The physical limits of artificial intelligence are no longer an abstract concern for universities. As models grow larger and simulations more complex, the question facing research institutions is not simply how much compute they can access, but whether the infrastructure supporting it can scale sustainably. A new deployment at a UK data centre suggests that liquid cooling is moving from niche experiment to core requirement.
Digital Realty has confirmed that Imperial College London has selected its Woking facility to host the university’s first direct liquid-cooled high performance computing environment in the UK. The system represents Imperial’s most advanced AI and HPC deployment to date and marks a shift in how academic institutions are approaching the infrastructure needed to support data-intensive research.
The installation is designed to underpin work across artificial intelligence, climate science, healthcare, engineering and fundamental research, while reinforcing Imperial’s position as one of the UK’s largest Tier 3 university HPC environments. More significantly, it reflects a growing recognition that AI research is now constrained as much by power density and energy efficiency as by access to algorithms or data.
From ambition to infrastructure reality
The Woking deployment builds on Imperial’s ICICLE initiative, first announced several years ago with the aim of developing advanced, energy-efficient AI and HPC capabilities through collaboration with technology partners. Moving into 2026, that ambition has translated into a production-scale system housed in a commercial, AI-ready data centre rather than on campus.
The platform uses bespoke direct liquid-cooling technology supplied by Lenovo, enabling far higher compute density per rack than traditional air-cooled systems. Liquid cooling allows heat to be removed directly from processors, supporting more powerful workloads while reducing overall energy consumption, an increasingly important consideration as universities face both sustainability targets and rising electricity costs.
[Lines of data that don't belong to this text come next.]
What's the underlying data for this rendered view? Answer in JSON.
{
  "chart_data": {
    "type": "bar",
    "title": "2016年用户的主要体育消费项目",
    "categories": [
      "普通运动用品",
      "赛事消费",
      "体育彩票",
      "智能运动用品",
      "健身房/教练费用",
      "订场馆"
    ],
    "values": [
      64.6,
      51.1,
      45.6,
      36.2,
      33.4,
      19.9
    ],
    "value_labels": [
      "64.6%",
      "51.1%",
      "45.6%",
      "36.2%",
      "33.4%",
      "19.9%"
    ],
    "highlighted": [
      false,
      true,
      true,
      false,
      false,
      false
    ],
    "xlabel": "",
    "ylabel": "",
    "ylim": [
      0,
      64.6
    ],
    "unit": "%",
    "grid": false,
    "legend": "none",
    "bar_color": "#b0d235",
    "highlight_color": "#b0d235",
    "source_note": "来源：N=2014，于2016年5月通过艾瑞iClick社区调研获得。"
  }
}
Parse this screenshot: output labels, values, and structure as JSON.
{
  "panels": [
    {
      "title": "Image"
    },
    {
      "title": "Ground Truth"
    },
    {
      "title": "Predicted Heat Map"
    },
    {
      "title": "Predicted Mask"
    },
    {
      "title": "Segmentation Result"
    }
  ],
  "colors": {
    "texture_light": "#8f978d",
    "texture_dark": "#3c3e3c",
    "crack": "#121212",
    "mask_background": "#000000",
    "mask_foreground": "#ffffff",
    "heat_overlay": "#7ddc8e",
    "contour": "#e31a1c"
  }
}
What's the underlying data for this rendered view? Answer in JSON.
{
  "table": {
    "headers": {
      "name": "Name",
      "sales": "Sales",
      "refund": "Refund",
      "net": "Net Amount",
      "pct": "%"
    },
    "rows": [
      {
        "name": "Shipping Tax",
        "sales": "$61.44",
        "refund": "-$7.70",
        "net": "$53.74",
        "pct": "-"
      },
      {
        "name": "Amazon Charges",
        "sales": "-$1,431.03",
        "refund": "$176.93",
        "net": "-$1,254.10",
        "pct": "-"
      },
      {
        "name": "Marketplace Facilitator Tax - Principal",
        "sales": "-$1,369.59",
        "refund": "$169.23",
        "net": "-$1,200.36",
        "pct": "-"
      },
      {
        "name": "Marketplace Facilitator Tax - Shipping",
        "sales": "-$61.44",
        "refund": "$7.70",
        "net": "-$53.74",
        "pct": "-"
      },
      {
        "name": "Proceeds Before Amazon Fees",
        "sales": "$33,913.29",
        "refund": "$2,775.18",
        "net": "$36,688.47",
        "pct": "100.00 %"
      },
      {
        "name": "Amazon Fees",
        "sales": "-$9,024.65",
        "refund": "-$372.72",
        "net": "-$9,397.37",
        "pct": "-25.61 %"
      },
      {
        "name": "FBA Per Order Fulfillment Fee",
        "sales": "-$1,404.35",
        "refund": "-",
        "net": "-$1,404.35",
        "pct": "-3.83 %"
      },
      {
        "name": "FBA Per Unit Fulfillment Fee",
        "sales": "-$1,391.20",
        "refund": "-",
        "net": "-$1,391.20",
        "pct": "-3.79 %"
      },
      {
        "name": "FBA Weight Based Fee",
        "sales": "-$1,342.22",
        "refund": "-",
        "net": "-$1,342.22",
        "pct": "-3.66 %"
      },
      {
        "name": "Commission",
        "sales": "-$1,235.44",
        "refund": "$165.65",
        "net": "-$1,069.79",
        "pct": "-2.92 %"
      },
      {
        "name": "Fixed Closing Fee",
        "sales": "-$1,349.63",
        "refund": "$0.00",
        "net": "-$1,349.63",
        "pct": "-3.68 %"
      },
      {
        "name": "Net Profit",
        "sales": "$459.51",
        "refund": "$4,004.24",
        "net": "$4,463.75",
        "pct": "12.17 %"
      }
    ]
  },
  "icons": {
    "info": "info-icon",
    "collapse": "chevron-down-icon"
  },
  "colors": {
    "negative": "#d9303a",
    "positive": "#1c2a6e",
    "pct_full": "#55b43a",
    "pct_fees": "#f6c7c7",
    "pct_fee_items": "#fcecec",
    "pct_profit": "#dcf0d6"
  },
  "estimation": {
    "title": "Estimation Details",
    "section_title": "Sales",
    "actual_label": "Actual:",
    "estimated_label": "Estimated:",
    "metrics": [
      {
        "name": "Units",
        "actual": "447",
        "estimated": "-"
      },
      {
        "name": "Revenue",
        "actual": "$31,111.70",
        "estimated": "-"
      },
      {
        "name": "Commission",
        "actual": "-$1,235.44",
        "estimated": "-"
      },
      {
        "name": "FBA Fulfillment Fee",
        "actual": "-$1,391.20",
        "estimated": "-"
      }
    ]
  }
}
For Imperial’s researchers, the practical impact is clear. The system enables the training of larger and more complex AI models, accelerates data-heavy simulations and shortens the path from research insight to real-world application. Fields such as drug discovery, robotics, climate modelling and advanced materials all depend on the ability to iterate rapidly at scale, something that conventional HPC environments are struggling to deliver.
Data centres as national research infrastructure
The project was delivered on an accelerated timeline. The contract was signed in July 2025, with the fully operational environment handed over in the final quarter of the year. That process included structural floor reinforcement, installation of the liquid-cooling infrastructure, system integration and commissioning, underscoring the level of engineering required to support modern AI workloads.
This matters beyond a single university. As AI models become more compute-intensive, national research strategies increasingly depend on access to specialist data centre infrastructure capable of supporting high-density, high-efficiency systems. Traditional campus facilities are often ill-suited to this task, lacking the power delivery, cooling capacity and resilience required.
By locating the deployment within a purpose-built data centre, Imperial gains access to an environment designed for extreme performance and availability, while avoiding the need to retrofit ageing buildings. For Digital Realty, the project demonstrates how commercial operators are becoming critical partners in the UK’s research ecosystem, not just hosting data but enabling the next generation of scientific discovery.
The collaboration also highlights a broader shift in how AI infrastructure is conceived. Liquid cooling is no longer positioned as an experimental option for edge cases, but as a foundational technology for AI and HPC systems where performance and sustainability must advance together.
Taken together, Imperial’s research leadership, Digital Realty’s data centre platform and Lenovo’s liquid-cooled computing technology offer a blueprint for how the UK can scale AI capability responsibly. As demand for compute continues to rise, the lesson is increasingly clear. The future of AI research will be shaped as much by cooling pipes and power density as by code.